SimLM MS MARCO Reranker
Property | Value |
---|---|
License | MIT |
Paper | View Paper |
Language | English |
Framework | PyTorch |
What is simlm-msmarco-reranker?
SimLM is an innovative pre-training method for dense passage retrieval that employs a bottleneck architecture to compress passage information into dense vectors. Developed by Microsoft researchers, this model achieves impressive results on the MS-MARCO passage ranking task, with a dev MRR@10 of 43.8 and outperforming more complex multi-vector approaches.
Implementation Details
The model utilizes a replaced language modeling objective inspired by ELECTRA, improving sample efficiency and reducing the pre-training/fine-tuning distribution mismatch. It's implemented using the Transformers library and can process query-passage pairs with optional titles, producing relevance scores through a listwise loss training approach.
- Maximum sequence length of 192 tokens
- Supports batch processing for efficient inference
- Implements sequence classification architecture
- Uses ELECTRA-based architecture for better efficiency
Core Capabilities
- Dense passage retrieval with state-of-the-art performance
- Effective document reranking for search applications
- High recall rates (98.6% R@1k on MS-MARCO dev set)

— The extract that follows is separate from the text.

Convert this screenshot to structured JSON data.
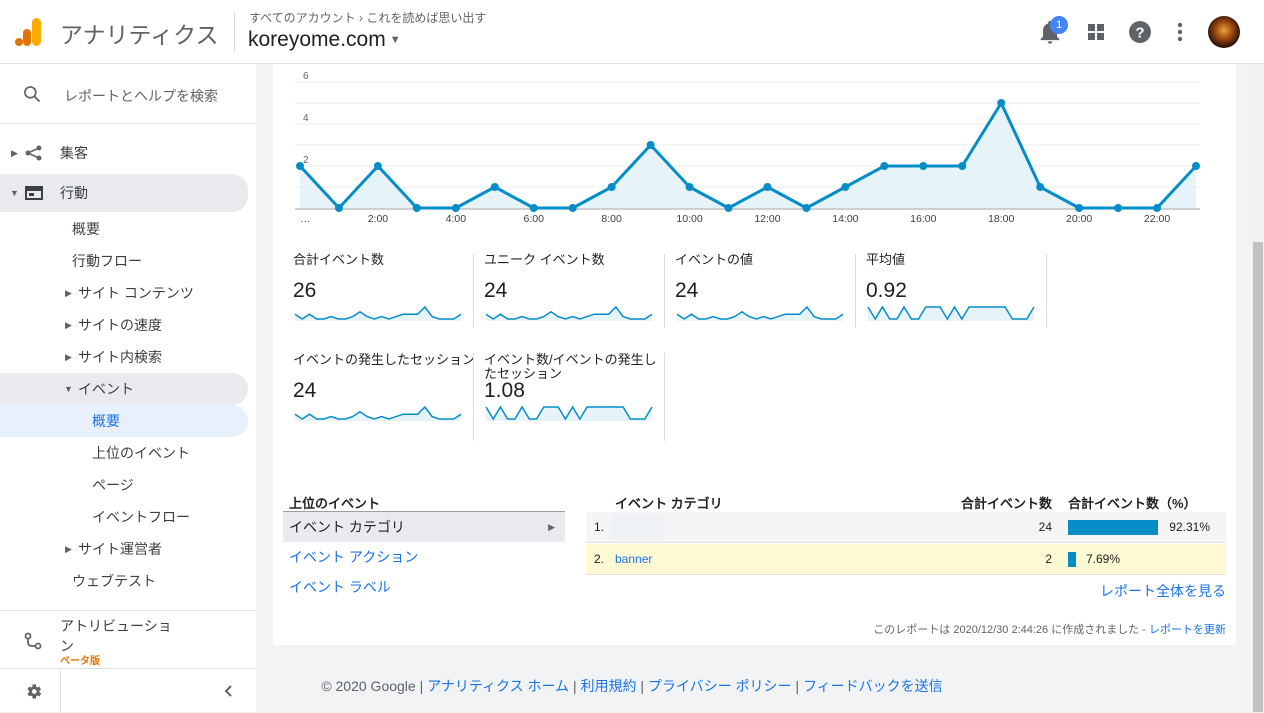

- Strong performance on TREC DL tasks (74.6 nDCG@10 on TREC DL 2019)
Frequently Asked Questions
Q: What makes this model unique?
SimLM's uniqueness lies in its bottleneck architecture and self-supervised pre-training approach, which doesn't require labeled data or queries. It achieves superior performance while being more efficient than multi-vector approaches like ColBERTv2.
Q: What are the recommended use cases?
The model is ideal for information retrieval systems, search engine reranking, and document retrieval applications where high-quality passage ranking is required. It's particularly effective for scenarios requiring strong performance without extensive labeled data.